Protein identification in K. pneumoniae

The relative expression of paired protein spots in KPCIP compared to the KPWT was evaluated, as shown in Table 4. The paired protein spots including fimbrial-like protein (YadC, Spot 185), fimbrial subunit type 3 (FimA, Spot 778), heat shock protein (DnaK, Spot 447), and translation-related protein (RplB, Spot 1369) were up-regulated in KPCIP. However, the trigger factor (Tig, Spot 573), acetoin reductase (BudC, Spot 1390), and isocitrate dehydrogenase (AceK, Spot 675) were down-regulated in KPCIP (Table 4). The up-regulated proteins (YadC, FimA, and RplB) in KPCIP (Table 4) are associated with the cell adhesion and antibiotic resistance mechanisms (Lima et al. 2013). These proteins can function as primary receptors in phage infection (Rakhuba et al. 2010). These proteins might be associated with the resistance of KPCIP to chloramphenicol (> 32-fold), ciprofloxacin (32-fold), levofloxacin (6-fold), norfloxacin (128-fold), and sparfloxacin (64-fold) when compared to KPWT. The overexpressed proteins might be involved in fluoroquinolone resistance. In Table 5, the fimbrial protein (YadC, Spot 1375), energy production-related proteins (DhaD, Spots 821, 822, 874, and 1499, AdhE, Spot 874), and small heat shock protein 20 (Spot 1228) were up-regulated in the KPCCARM by more than 10-, 6-, and 18-folds, respectively. Similar to STCCARM, the expression levels of oligopeptide transport protein (MppA, spot 487) and periplasmic-binding protein (Spot 1046) were decreased in the KPCCARM (Table 5). The up-regulation of energy-related proteins (DhaD and AdhE) indicates the energy requirement of cells exposed to antibiotic stress (Table 5). Bacteria need high energy to repair damaged proteins and DNA and/or to pump antibiotics out of the cells. The stress-related proteins play an important roles in preventing protein aggregation by properly folding proteins and repairing misfolded proteins (Susin et al. 2006). The heat shock proteins contribute to the maintenance of antibiotic-induced damage to proteins. The highly up-regulated proteins (AdhE and DnaK) in KPCCARM could be used as biomarkers for detecting multidrug-resistant K. pneumoniae.
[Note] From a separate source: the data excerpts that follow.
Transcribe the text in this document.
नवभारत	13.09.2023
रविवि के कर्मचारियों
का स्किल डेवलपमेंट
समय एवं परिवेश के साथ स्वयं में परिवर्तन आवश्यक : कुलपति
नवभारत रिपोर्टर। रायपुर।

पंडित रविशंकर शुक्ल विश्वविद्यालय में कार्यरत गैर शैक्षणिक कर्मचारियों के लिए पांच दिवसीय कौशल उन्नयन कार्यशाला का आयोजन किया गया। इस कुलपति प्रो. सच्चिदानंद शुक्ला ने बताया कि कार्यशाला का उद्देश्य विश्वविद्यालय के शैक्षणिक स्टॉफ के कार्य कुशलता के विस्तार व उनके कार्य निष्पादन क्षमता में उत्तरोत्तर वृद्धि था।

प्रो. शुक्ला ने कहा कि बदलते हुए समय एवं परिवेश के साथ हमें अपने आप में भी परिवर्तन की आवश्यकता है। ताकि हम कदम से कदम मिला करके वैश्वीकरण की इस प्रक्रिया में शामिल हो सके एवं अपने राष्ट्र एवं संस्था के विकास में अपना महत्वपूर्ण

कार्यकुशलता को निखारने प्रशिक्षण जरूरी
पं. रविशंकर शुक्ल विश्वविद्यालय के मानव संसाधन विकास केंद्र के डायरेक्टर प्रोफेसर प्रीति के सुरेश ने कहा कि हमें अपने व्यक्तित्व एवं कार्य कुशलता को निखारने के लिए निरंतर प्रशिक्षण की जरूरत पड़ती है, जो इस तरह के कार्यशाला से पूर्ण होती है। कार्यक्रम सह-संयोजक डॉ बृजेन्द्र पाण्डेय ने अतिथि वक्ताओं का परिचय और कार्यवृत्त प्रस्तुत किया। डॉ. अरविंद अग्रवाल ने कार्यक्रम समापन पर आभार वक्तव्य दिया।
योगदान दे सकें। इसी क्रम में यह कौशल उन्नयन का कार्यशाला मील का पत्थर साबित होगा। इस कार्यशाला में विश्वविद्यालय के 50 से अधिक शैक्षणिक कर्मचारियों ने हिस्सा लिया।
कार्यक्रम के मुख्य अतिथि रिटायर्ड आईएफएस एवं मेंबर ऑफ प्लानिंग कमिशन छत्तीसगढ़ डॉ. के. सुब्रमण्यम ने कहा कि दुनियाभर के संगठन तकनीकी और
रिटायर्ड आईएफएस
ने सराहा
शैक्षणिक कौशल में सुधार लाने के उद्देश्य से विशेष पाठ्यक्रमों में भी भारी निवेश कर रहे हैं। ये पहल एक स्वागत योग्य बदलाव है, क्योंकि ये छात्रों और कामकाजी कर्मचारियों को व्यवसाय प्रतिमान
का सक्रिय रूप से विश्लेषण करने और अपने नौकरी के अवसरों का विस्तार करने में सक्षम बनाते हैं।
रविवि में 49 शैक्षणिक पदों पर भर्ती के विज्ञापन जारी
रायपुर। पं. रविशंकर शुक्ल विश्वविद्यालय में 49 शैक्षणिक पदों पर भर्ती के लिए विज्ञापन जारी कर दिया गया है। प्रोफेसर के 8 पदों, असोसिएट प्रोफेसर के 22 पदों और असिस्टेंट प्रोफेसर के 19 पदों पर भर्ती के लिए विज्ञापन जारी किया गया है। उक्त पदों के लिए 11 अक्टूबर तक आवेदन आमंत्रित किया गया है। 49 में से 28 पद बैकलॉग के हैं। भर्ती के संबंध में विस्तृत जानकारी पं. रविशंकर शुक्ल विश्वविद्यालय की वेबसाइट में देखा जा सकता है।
Protein identification in S. aureus

The differentially expressions of paired protein spots were evaluated in SACIP, SAOXA, and SACCARM compared to the SAWT (Tables 6, 7, and 8). The stress-related proteins (DnaK, GroEL), efflux pump-related protein (ArcB), translation-related proteins (Tuf, RpoB, Tsf), energy production-related proteins (IdhA, enolase, AdhE, GapA, and AckA), amino acid transport-related proteins (LeuS, ThrS, and Dat) were up-regulated by more than twofold in SACIP, SAOXA, and SACCARM. The L-lactate dehydrogenase (IdhA, Spot 1911) in SAOXA (Table 7) and ornithine transcarbamoylase (ArcB, Spot 1868) in SACCARM were up-regulated by more than three and tenfold, respectively (Table 8). The ArcB is the efflux pump-related protein belonging to the RND family involves in multiple antibiotic resistance in bacteria (Kumar et al. 2013). The energy is required for the synthesis of cell components and activity of efflux pump systems (Pieper et al. 2006). The up-regulated unique proteins were PflB in SACIP resistant to ciprofloxacin (64-fold), levofloxacin (128-fold), norfloxacin (32-fold), sparfloxacin (64-fold), RpoB in SAOXA resistant to ampicillin (8-fold), ceftriaxone (8-fold), cephalothin (8-fold), and oxacillin (32-fold), and AcrB and RpoB in SACCARM resistant to multiple antibiotics. The up-regulation and down-regulation of proteins varied with the degree of antibiotic resistance (Muroi et al. 2012).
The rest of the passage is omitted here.